Lundy, who is a multi-instrumentalist, actress, and visual artist as well as a vocalist, composed and arranged 11 of the 13 tracks on Soul To Soul by playing and recording all of the instrumental parts. She also played guitar on all the tracks on Soul To Soul and also played the piano and Rhodes on many of them, despite recruiting some pretty impressive keyboard talent in Patrice Rushen and Geri Allen.
Vocally, Lundy is an artist who combines classical music flourishes to her jazz vocals that are also steeped in gospel and the blues.
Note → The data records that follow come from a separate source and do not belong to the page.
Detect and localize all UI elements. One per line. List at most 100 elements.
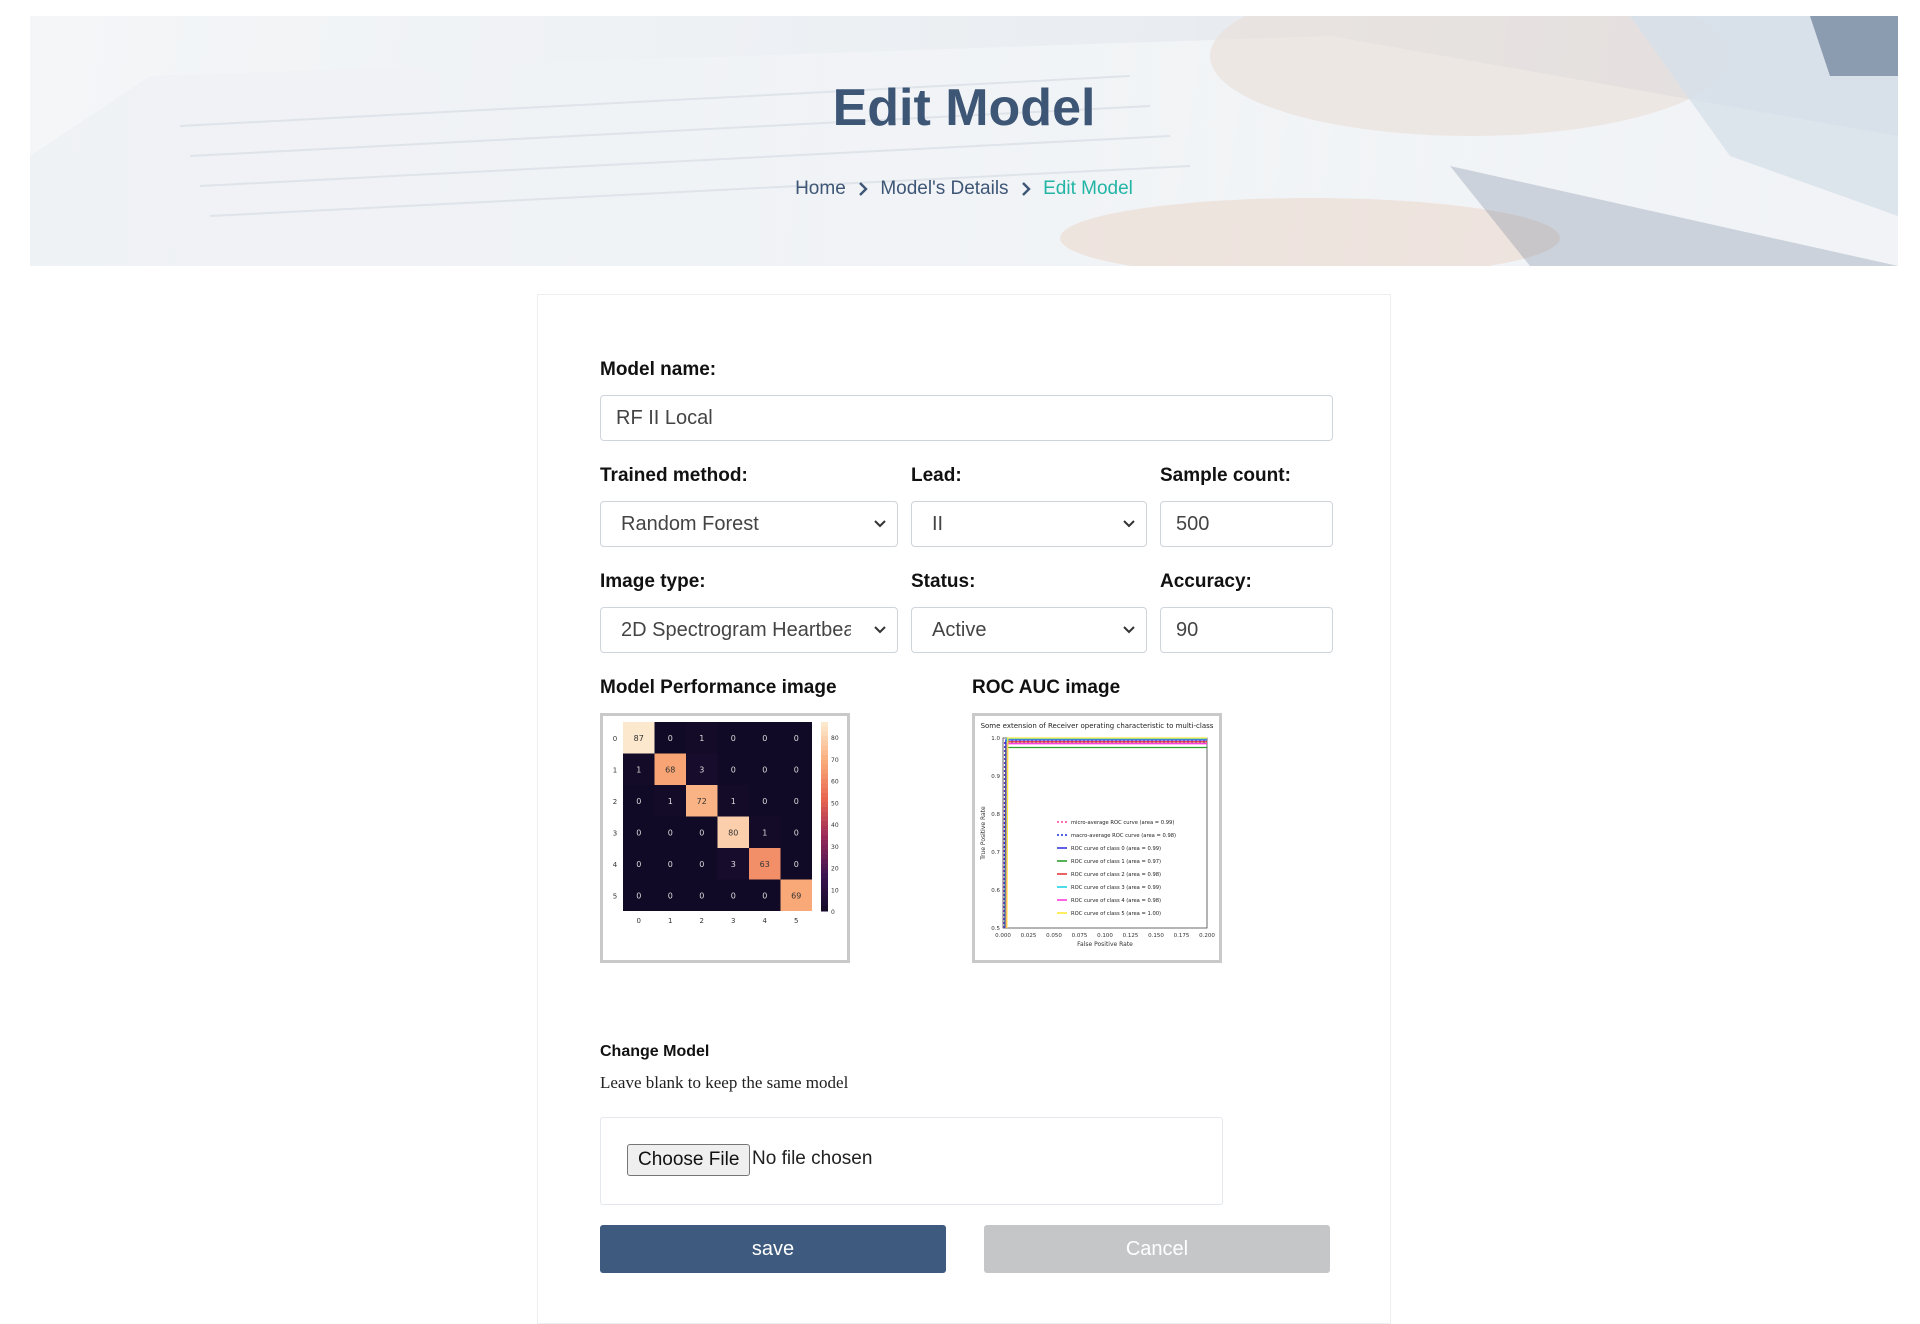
heatmap-cell-value: 0	[699, 891, 704, 900]
x-tick-label: 0.125	[1123, 933, 1139, 939]
heatmap-cell-value: 0	[794, 860, 799, 869]
heatmap-cell-value: 0	[636, 828, 641, 837]
heatmap-cell-value: 1	[731, 797, 736, 806]
colorbar-segment	[821, 830, 828, 836]
heatmap-cell-value: 0	[794, 828, 799, 837]
x-tick-label: 2	[700, 917, 704, 925]
status-select[interactable]: Active	[911, 607, 1147, 653]
colorbar-tick-label: 0	[831, 909, 835, 916]
image-type-value: 2D Spectrogram Heartbeat	[621, 619, 851, 641]
lead-value: II	[932, 513, 944, 535]
x-tick-label: 0.000	[995, 933, 1011, 939]
model-name-label: Model name:	[600, 359, 717, 380]
colorbar-segment	[821, 736, 828, 742]
x-tick-label: 0.175	[1174, 933, 1190, 939]
heatmap-cell-value: 72	[697, 797, 707, 806]
heatmap-cell-value: 1	[668, 797, 673, 806]
trained-method-select[interactable]: Random Forest	[600, 501, 898, 547]
y-tick-label: 0.8	[991, 812, 1000, 818]
x-tick-label: 0.150	[1148, 933, 1164, 939]
colorbar-segment	[821, 764, 828, 770]
chevron-down-icon	[1123, 520, 1135, 528]
colorbar-segment	[821, 887, 828, 893]
x-tick-label: 3	[731, 917, 735, 925]
lead-label: Lead:	[911, 465, 962, 486]
performance-image-label: Model Performance image	[600, 677, 837, 698]
colorbar-segment	[821, 731, 828, 737]
trained-method-label: Trained method:	[600, 465, 748, 486]
legend-entry: ROC curve of class 1 (area = 0.97)	[1071, 859, 1161, 865]
colorbar-tick-label: 40	[831, 822, 839, 829]
colorbar-segment	[821, 811, 828, 817]
colorbar-segment	[821, 778, 828, 784]
colorbar-segment	[821, 901, 828, 907]
colorbar-segment	[821, 844, 828, 851]
x-tick-label: 5	[794, 917, 798, 925]
save-button[interactable]: save	[600, 1225, 946, 1273]
colorbar-segment	[821, 788, 828, 794]
heatmap-cell-value: 68	[665, 765, 675, 774]
y-axis-label: True Positive Rate	[980, 806, 987, 861]
heatmap-cell-value: 0	[762, 891, 767, 900]
colorbar-tick-label: 10	[831, 887, 839, 894]
colorbar-segment	[821, 854, 828, 860]
heatmap-cell-value: 0	[762, 765, 767, 774]
colorbar-segment	[821, 750, 828, 756]
breadcrumb-details-link[interactable]: Model's Details	[880, 178, 1008, 199]
heatmap-cell-value: 3	[699, 765, 704, 774]
heatmap-cell-value: 0	[699, 828, 704, 837]
x-tick-label: 0.050	[1046, 933, 1062, 939]
colorbar-segment	[821, 821, 828, 827]
y-tick-label: 1.0	[991, 736, 1000, 742]
breadcrumb-home-link[interactable]: Home	[795, 178, 846, 199]
x-tick-label: 0	[637, 917, 641, 925]
sample-count-input[interactable]: 500	[1160, 501, 1333, 547]
heatmap-cell-value: 0	[794, 734, 799, 743]
edit-model-form: Model name: RF II Local Trained method: …	[537, 294, 1391, 1324]
heatmap-cell-value: 0	[731, 891, 736, 900]
x-tick-label: 0.200	[1199, 933, 1215, 939]
status-label: Status:	[911, 571, 976, 592]
y-tick-label: 2	[613, 798, 617, 806]
colorbar-segment	[821, 726, 828, 732]
chevron-right-icon	[1021, 182, 1031, 196]
image-type-select[interactable]: 2D Spectrogram Heartbeat	[600, 607, 898, 653]
legend-entry: ROC curve of class 5 (area = 1.00)	[1071, 911, 1161, 917]
colorbar-segment	[821, 807, 828, 813]
colorbar-segment	[821, 816, 828, 822]
heatmap-cell-value: 0	[731, 734, 736, 743]
heatmap-cell-value: 0	[668, 734, 673, 743]
colorbar-segment	[821, 769, 828, 775]
page-header-banner: Edit Model Home Model's Details Edit Mod…	[30, 16, 1898, 266]
legend-entry: ROC curve of class 4 (area = 0.98)	[1071, 898, 1161, 904]
heatmap-cell-value: 3	[731, 860, 736, 869]
colorbar-segment	[821, 906, 828, 912]
heatmap-cell-value: 0	[794, 765, 799, 774]
colorbar-segment	[821, 896, 828, 903]
choose-file-button[interactable]: Choose File	[627, 1144, 751, 1176]
y-tick-label: 0.5	[991, 926, 1000, 932]
heatmap-cell-value: 1	[699, 734, 704, 743]
roc-image-label: ROC AUC image	[972, 677, 1121, 698]
legend-entry: micro-average ROC curve (area = 0.99)	[1071, 820, 1174, 826]
colorbar-tick-label: 70	[831, 757, 839, 764]
heatmap-cell-value: 1	[636, 765, 641, 774]
cancel-button[interactable]: Cancel	[984, 1225, 1330, 1273]
heatmap-cell-value: 0	[762, 797, 767, 806]
model-name-input[interactable]: RF II Local	[600, 395, 1333, 441]
colorbar-segment	[821, 892, 828, 898]
colorbar-segment	[821, 863, 828, 869]
y-tick-label: 0.6	[991, 888, 1000, 894]
x-tick-label: 0.100	[1097, 933, 1113, 939]
x-tick-label: 0.025	[1021, 933, 1037, 939]
colorbar-segment	[821, 840, 828, 846]
colorbar-segment	[821, 783, 828, 789]
heatmap-cell-value: 0	[636, 891, 641, 900]
colorbar-tick-label: 20	[831, 866, 839, 873]
plot-title: Some extension of Receiver operating cha…	[981, 722, 1214, 730]
accuracy-input[interactable]: 90	[1160, 607, 1333, 653]
chevron-down-icon	[874, 520, 886, 528]
lead-select[interactable]: II	[911, 501, 1147, 547]
chevron-right-icon	[859, 182, 868, 196]
colorbar-segment	[821, 873, 828, 879]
Those classical chops can be heard her perfect enunciation and in the high notes she hits on tracks such as the opening track “Kindred Spirits.”
Lundy shows a high comfort level in basking in the blues, as her rendition of Mary Lou Williams’ “What’s Your Story Morning Glory” shows. Lundy sings the torch song backed by a piano, and the arrangement gives space for the vocalist to add intimacy and immediacy to this torch song while also giving the pianist space to improvise.
Still, the high point of Soul To Soul are the 11 originals. “When Will They Learn” is a mournful ballad to those lost in self destruction cycles. It’s easy to think that Lundy is aiming this tune at the young people because we all preach to the kids. However, the beauty of “When Will They Learn” is that so many groups can find themselves in the words of this song – if they had the self-awareness to look.
“Between Darkness and Dawn” is a request for a presence who stands ready to support but not exploit Lundy’s need to be held and comforted during the late night and early morning hours. This is the kind of jazz infected soul cut that might have found a place on soul radio stations back when those stations played fusion after dark. Lundy lends her operatic voice to this ode, becoming vulnerable and trusting a lover not to take advantage of that vulnerability.
Lundy has been a vocal presence in jazz since the late 1970s, which means she spent much of a career swimming upstream in a market where the high art style that she brings to her vocals has found few safe harbors. Lundy stayed true and created space not only for herself but also for a new generation of vocalists willing to put their own stamp on the art of jazz vocal singing, and on Soul To Soul Lundy proves that she’s not yet ready to cede the spotlight. It is a welcome return from a performer whose artistry is timeless. Solidly Recommended.